Location Eighty-six springs were sampled in the south-eastern Alps of Italy, from the lowlands to high-mountain regions, and on different lithologies.
Methods A structural equation model (SEM) was used to test certain hypotheses about the direct and indirect effects of altitude, canopy, lithology, disturbance, spring complexity, discharge and spring area on bryophyte and vascular plant richness. Competing models were evaluated and bootstrap simulation was used to determine the stability of parameter estimates.
Results SEM analysis made it possible to disentangle the different effects of canopy and lithology on bryophyte and vascular plant richness: for the former it was demonstrated that the increased richness with altitude was related primarily to lithology, whereas the latter increased because of the reduction of canopy cover.
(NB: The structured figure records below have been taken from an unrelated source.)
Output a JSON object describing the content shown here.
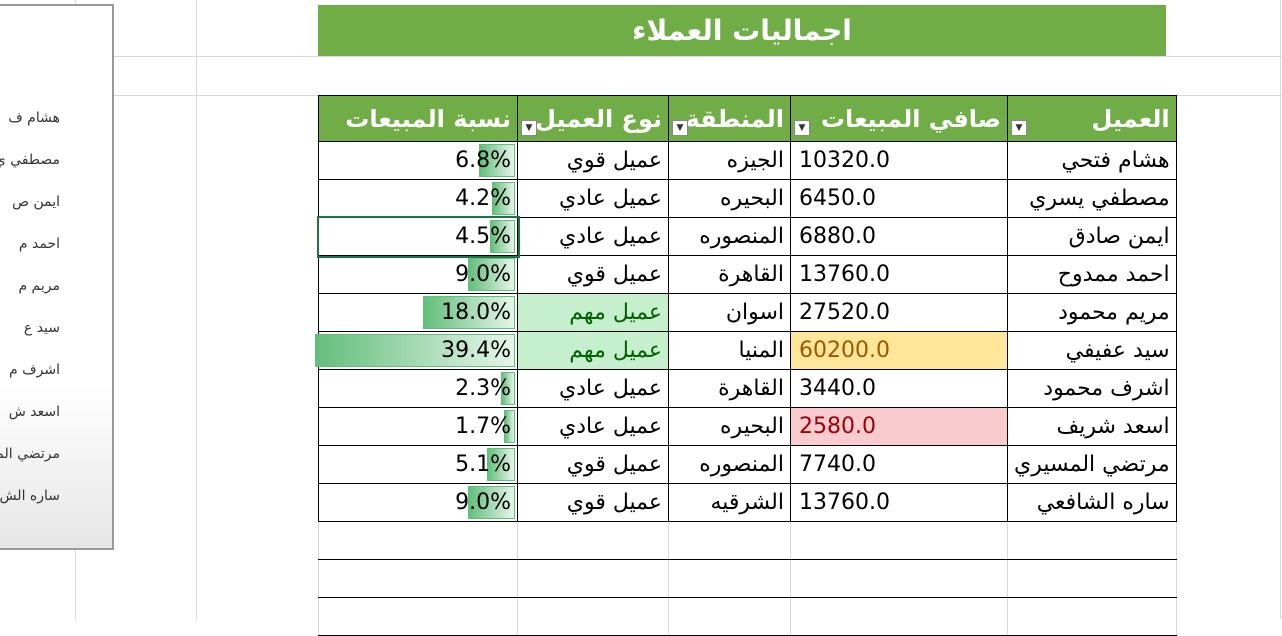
{
  "title": "اجماليات العملاء",
  "headers": [
    "العميل",
    "صافي المبيعات",
    "المنطقة",
    "نوع العميل",
    "نسبة المبيعات"
  ],
  "rows": [
    [
      "هشام فتحي",
      "10320.0",
      "الجيزه",
      "عميل قوي",
      "6.8%",
      6.8
    ],
    [
      "مصطفي يسري",
      "6450.0",
      "البحيره",
      "عميل عادي",
      "4.2%",
      4.2
    ],
    [
      "ايمن صادق",
      "6880.0",
      "المنصوره",
      "عميل عادي",
      "4.5%",
      4.5
    ],
    [
      "احمد ممدوح",
      "13760.0",
      "القاهرة",
      "عميل قوي",
      "9.0%",
      9.0
    ],
    [
      "مريم محمود",
      "27520.0",
      "اسوان",
      "عميل مهم",
      "18.0%",
      18.0
    ],
    [
      "سيد عفيفي",
      "60200.0",
      "المنيا",
      "عميل مهم",
      "39.4%",
      39.4
    ],
    [
      "اشرف محمود",
      "3440.0",
      "القاهرة",
      "عميل عادي",
      "2.3%",
      2.3
    ],
    [
      "اسعد شريف",
      "2580.0",
      "البحيره",
      "عميل عادي",
      "1.7%",
      1.7
    ],
    [
      "مرتضي المسيري",
      "7740.0",
      "المنصوره",
      "عميل قوي",
      "5.1%",
      5.1
    ],
    [
      "ساره الشافعي",
      "13760.0",
      "الشرقيه",
      "عميل قوي",
      "9.0%",
      9.0
    ]
  ],
  "panel_names": [
    "هشام ف",
    "مصطفي ي",
    "ايمن ص",
    "احمد م",
    "مريم م",
    "سيد ع",
    "اشرف م",
    "اسعد ش",
    "مرتضي المس",
    "ساره الش"
  ],
  "colors": {
    "header": "#70ad47",
    "max_fill": "#ffe699",
    "min_fill": "#f8cbcf",
    "important_fill": "#c6efce"
  }
}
In addition, the model predicted that spring discharge determined the size of the spring area and even the complexity of the spring; these latter two variables influenced to different degrees both bryophyte and vascular plant richness. Anthropogenic disturbances affected the richness of bryophytes more than that of the vascular plants.
Main conclusions Our study demonstrates that several similarities in the patterns of bryophyte and vascular plant richness are in fact induced by different environmental variables.